RandomForestRegressor(bootstrap=False, criterion='mse', max_depth=None,
                      max_features=4, max_leaf_nodes=None,
                      min_impurity_decrease=0.0, min_impurity_split=None,
                      min_samples_leaf=1, min_samples_split=2,
                      min_weight_fraction_leaf=0.0, n_estimators=150,
                      n_jobs=None, oob_score=False, random_state=None,
                      verbose=0, warm_start=False)

In [27]:
cvres = grid_search.cv_results_
for mean_score, params in zip(cvres["mean_test_score"], cvres["params"]):
    print(np.sqrt(-mean_score), params)

52730.53846386389 {'bootstrap': True, 'max_features': 2, 'n_estimators': 50}
52772.665190864354 {'bootstrap': True, 'max_features': 2, 'n_estimators': 100}
52418.06915752724 {'bootstrap': True, 'max_features': 2, 'n_estimators': 150}
50701.26504097175 {'bootstrap': True, 'max_features': 4, 'n_estimators': 50}
50217.27652248249 {'bootstrap': True, 'max_features': 4, 'n_estimators': 100}
50287.52596649337 {'bootstrap': True, 'max_features': 4, 'n_estimators': 150}
50817.6338655036 {'bootstrap': True, 'max_features': 6, 'n_estimators': 50}
50489.717947683064 {'bootstrap': True, 'max_features': 6, 'n_estimators': 100}
50315.93951622703 {'bootstrap': True, 'max_features': 6, 'n_estimators': 150}
51889.26069221178 {'bootstrap': False, 'max_features': 2, 'n_estimators': 50}
51573.456594402254 {'bootstrap': False, 'max_features': 2, 'n_estimators': 100}
51438.598905660154 {'bootstrap': False, 'max_features': 2, 'n_estimators': 150}
49797.90270790439 {'bootstrap': False, 'max_features': 4, 'n_e

The combination `{'bootstrap': False, 'max_features': 4, 'n_estimators': 150}` performs best with RMSE of 49K. In reality, we will do more searches to seek the best combination.

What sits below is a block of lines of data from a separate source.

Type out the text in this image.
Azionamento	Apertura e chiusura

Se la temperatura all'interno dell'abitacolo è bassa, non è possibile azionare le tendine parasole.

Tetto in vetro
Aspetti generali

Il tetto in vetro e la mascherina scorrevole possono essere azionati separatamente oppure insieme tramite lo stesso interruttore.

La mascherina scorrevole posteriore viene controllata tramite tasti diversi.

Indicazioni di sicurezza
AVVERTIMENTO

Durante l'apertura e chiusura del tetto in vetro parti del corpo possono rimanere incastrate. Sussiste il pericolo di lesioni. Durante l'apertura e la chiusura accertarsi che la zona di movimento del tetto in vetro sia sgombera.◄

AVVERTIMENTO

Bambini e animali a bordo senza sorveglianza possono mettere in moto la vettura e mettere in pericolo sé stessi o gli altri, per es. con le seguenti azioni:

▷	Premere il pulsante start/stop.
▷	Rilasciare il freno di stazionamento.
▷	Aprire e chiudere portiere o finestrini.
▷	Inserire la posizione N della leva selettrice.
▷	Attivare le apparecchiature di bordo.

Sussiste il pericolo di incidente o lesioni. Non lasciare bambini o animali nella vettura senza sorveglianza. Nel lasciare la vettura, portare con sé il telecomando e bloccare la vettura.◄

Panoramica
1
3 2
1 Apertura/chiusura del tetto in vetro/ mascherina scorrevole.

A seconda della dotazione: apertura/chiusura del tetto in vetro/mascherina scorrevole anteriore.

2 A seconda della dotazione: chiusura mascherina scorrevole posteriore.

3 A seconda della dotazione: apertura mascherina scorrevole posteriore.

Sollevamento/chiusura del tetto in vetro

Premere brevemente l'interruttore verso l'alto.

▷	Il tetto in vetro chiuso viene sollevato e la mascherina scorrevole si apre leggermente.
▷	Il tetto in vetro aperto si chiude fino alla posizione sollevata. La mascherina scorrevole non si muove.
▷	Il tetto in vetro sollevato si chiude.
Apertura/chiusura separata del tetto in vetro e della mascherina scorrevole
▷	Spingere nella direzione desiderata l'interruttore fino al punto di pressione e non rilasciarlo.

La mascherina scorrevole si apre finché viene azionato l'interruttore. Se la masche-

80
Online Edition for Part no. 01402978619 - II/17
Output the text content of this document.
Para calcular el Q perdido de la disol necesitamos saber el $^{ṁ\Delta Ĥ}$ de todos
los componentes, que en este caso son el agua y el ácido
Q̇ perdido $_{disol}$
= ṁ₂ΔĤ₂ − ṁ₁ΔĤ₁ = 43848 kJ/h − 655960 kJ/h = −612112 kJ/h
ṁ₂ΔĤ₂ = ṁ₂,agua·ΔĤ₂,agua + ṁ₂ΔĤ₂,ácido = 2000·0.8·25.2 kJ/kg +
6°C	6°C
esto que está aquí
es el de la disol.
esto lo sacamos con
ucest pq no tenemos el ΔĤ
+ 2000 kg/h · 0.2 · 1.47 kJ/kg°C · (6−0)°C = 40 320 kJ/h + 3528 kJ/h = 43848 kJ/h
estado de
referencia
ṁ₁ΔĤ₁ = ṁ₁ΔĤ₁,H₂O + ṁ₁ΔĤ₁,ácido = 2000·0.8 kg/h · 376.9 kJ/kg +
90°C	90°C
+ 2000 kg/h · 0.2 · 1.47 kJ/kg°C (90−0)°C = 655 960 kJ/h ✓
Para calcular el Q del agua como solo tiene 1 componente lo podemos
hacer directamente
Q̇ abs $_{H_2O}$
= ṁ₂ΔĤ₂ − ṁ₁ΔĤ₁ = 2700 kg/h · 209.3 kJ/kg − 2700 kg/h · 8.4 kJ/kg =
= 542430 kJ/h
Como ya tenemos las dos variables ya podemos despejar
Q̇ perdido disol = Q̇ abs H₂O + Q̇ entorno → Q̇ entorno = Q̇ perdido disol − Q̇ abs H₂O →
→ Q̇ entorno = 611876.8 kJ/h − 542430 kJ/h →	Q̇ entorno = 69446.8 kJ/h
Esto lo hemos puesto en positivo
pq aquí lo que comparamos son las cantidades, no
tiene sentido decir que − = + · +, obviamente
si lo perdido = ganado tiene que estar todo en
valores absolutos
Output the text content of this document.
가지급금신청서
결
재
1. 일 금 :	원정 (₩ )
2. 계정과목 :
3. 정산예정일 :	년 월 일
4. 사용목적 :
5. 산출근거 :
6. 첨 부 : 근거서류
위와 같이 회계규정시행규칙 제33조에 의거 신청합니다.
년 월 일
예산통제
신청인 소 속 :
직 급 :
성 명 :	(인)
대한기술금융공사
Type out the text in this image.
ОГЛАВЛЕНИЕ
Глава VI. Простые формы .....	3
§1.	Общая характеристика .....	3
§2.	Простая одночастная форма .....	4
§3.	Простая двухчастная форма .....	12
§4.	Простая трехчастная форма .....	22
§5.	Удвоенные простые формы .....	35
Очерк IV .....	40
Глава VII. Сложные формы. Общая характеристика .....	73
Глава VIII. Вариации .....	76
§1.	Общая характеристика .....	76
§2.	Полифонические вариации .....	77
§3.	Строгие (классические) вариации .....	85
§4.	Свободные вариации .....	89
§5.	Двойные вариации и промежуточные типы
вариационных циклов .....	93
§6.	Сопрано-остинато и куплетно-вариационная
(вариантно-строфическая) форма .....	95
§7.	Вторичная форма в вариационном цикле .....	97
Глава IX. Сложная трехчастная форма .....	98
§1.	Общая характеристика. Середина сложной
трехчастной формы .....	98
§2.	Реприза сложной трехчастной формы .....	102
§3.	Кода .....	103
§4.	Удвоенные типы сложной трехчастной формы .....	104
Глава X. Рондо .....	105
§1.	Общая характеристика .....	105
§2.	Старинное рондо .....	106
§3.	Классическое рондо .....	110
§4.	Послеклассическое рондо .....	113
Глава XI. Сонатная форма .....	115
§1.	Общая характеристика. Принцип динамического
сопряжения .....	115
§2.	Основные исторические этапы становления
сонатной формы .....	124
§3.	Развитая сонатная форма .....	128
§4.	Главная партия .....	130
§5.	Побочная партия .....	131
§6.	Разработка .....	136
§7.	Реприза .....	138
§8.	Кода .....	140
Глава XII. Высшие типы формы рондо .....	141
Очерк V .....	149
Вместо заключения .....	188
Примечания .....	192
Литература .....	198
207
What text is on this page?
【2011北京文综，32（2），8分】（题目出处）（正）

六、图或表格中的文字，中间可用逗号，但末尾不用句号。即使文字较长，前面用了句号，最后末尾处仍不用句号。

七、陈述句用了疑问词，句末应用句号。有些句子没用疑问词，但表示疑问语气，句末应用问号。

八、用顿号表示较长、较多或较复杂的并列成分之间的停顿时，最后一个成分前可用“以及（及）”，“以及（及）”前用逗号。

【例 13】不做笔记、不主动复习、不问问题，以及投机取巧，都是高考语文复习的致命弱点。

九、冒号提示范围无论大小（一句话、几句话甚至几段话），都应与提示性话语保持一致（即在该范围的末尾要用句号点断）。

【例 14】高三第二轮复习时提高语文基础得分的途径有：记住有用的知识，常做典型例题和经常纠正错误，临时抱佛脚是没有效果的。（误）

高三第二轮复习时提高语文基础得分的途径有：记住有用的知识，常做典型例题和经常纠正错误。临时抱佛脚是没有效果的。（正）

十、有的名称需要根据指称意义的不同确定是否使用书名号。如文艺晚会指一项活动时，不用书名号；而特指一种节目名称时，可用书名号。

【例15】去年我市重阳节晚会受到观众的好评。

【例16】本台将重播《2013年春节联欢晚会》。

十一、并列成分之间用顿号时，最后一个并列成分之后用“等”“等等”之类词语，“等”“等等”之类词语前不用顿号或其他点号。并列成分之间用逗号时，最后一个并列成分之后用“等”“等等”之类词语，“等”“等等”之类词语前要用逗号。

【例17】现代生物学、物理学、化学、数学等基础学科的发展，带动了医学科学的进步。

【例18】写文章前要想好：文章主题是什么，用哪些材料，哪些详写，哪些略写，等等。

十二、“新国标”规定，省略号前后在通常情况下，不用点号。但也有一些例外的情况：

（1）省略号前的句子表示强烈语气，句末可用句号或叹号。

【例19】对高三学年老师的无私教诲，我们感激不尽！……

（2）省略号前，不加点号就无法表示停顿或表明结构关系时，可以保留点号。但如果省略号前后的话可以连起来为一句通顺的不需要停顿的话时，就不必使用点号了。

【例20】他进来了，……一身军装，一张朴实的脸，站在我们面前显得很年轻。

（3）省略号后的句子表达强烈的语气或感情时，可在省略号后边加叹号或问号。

Summarizing model performance:

| Model      |# features used | Cross-validation RMSE |
| ----------- | ----------- | ----------- |
| Linear      | 1       |84K|
| Decision Tree   | 1        |108K|
| Random Forest   | 1        |97K|
| Linear      | 8       |70K|
| Decision Tree   | 8        |70K|
| Random Forest   | 8        |49K|
| Linear      | 12       |69K|
| Decision Tree   | 12        |73K|
| Random Forest   | 12        |51K|
| Random Forest (with grid search)  | 12        |49K|



The last method, as always, is to get more data (either in volumn or diversity). I will leave this as your exercise.